Spesso è anche presente lo slot per espansione di memoria tramite microSD o per la SIM, donando quindi al dispositivo il supporto al 4G o 5G.

Tra gli accessori più comuni troviamo anche le penne, spesso vendute in dotazione come la Apple Pensil o la Samsung S-Pen. In altri casi, invece, sono vendute separatamente dal produttore fornendo funzioni aggiuntive ed utili in ambito professionale.

Sistema Operativo

come scegliere un tablet - sistema operativo
come scegliere un tablet – sistema operativo

Il mercato offre ad oggi una vasta scelta di dispositivi, questi divisi tra loro anche per la tipologia del sistema operativo. Sebbene possa sembrare banale, la scelta del sistema operativo è importante per il tipo di attività da svolgere ed influenza sensibilmente il costo del dispositivo.
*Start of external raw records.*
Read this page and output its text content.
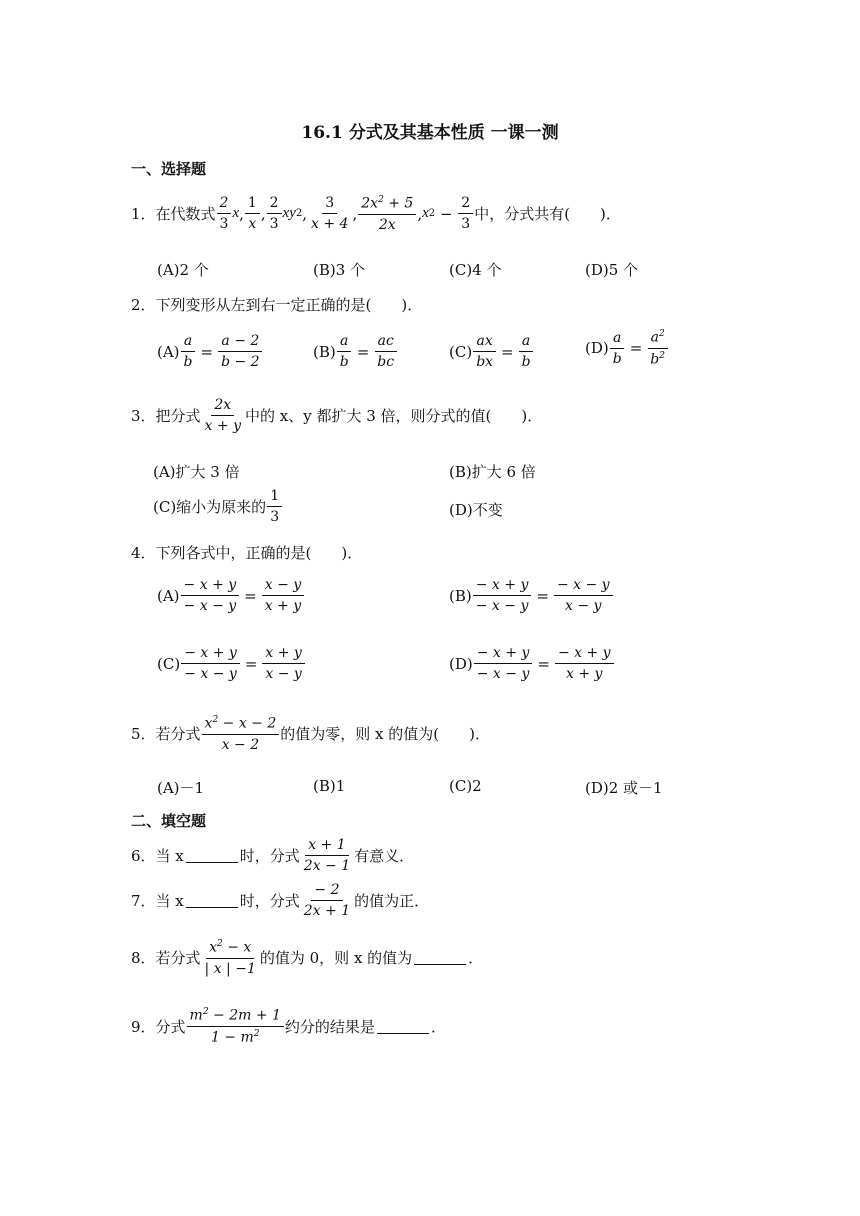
16.1 分式及其基本性质 一课一测
一、选择题
1．在代数式 $\frac{2}{3}$ x , $\frac{1}{x}$ , $\frac{2}{3}$ xy 2 , $\frac{3}{x + 4}$ , $\frac{2x^2 + 5}{2x}$ , x $2 - \frac{2}{3}$ 中，分式共有(　　)．
(A)2 个	(B)3 个	(C)4 个	(D)5 个
2．下列变形从左到右一定正确的是(　　)．
$(A) \frac{a}{b} = \frac{a - 2}{b - 2}$	$(B) \frac{a}{b} = \frac{ac}{bc}$	$(C) \frac{ax}{bx} = \frac{a}{b}$	$(D) \frac{a}{b} = \frac{a^2}{b^2}$
3．把分式 $\frac{2x}{x + y}$ 中的 x、y 都扩大 3 倍，则分式的值(　　)．
(A)扩大 3 倍	(B)扩大 6 倍
(C)缩小为原来的 $\frac{1}{3}$	(D)不变
4．下列各式中，正确的是(　　)．
$(A) \frac{- x + y}{- x - y} = \frac{x - y}{x + y}$	$(B) \frac{- x + y}{- x - y} = \frac{- x - y}{x - y}$
$(C) \frac{- x + y}{- x - y} = \frac{x + y}{x - y}$	$(D) \frac{- x + y}{- x - y} = \frac{- x + y}{x + y}$
5．若分式 $\frac{x^2 - x - 2}{x - 2}$ 的值为零，则 x 的值为(　　)．
(A)－1	(B)1	(C)2	(D)2 或－1
二、填空题
6．当 x	时，分式 $\frac{x + 1}{2x - 1}$ 有意义．
7．当 x	时，分式 $\frac{- 2}{2x + 1}$ 的值为正．
8．若分式 $\frac{x^2 - x}{| x | -1}$ 的值为 0，则 x 的值为	．
9．分式 $\frac{m^2 - 2m + 1}{1 - m^2}$ 约分的结果是	．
  • Android: sicuramente il sistema preferito per scopi multimediali, riducendo il costo finale del dispositivo. Offre un grande parco di applicazioni, scaricabili attraverso Google Play Store o attraverso gli store proprietari dei diversi produttori. Meno dinamico rispetto ai concorrenti di cui sotto, non permette infatti di effettuare particolari attività professionali ma si limita ad ampliare su grande schermo ciò che possiamo già fare sugli smartphone dotati del medesimo sistema.
  • iOS: rispetto al diretto concorrente, il parco di applicazioni che è possibile trovare attraverso Apple AppStore è decisamente più ampio ed include anche software professionali di diverso tipo. Inoltre, tra iPhone ed iPad vi sono sostanziali differenze nell’interfaccia utente che consentono su quest’ultimo di utilizzare due app sulla stessa schermata ed una dock in puro stile MacOS. Importante evidenziare che, con gli ultimi aggiornamenti, sono state anche integrate le funzioni di drag & drop semplificato.
  • Windows: sicuramente più conosciuto nel settore dei personal computer, è possibile trovare il sistema operativo anche sui tablet concedendo quindi maggiore portabilità. Versatile grazie alla doppia interfaccia (tablet e desktop) che è possibile attivare a piacimento, permette di utilizzare ogni tipo di software abbandonando il “limite delle app”. Utile in ambito scolastico ed universitario, permettendo di mantenere i costi a seconda delle caratteristiche cercate.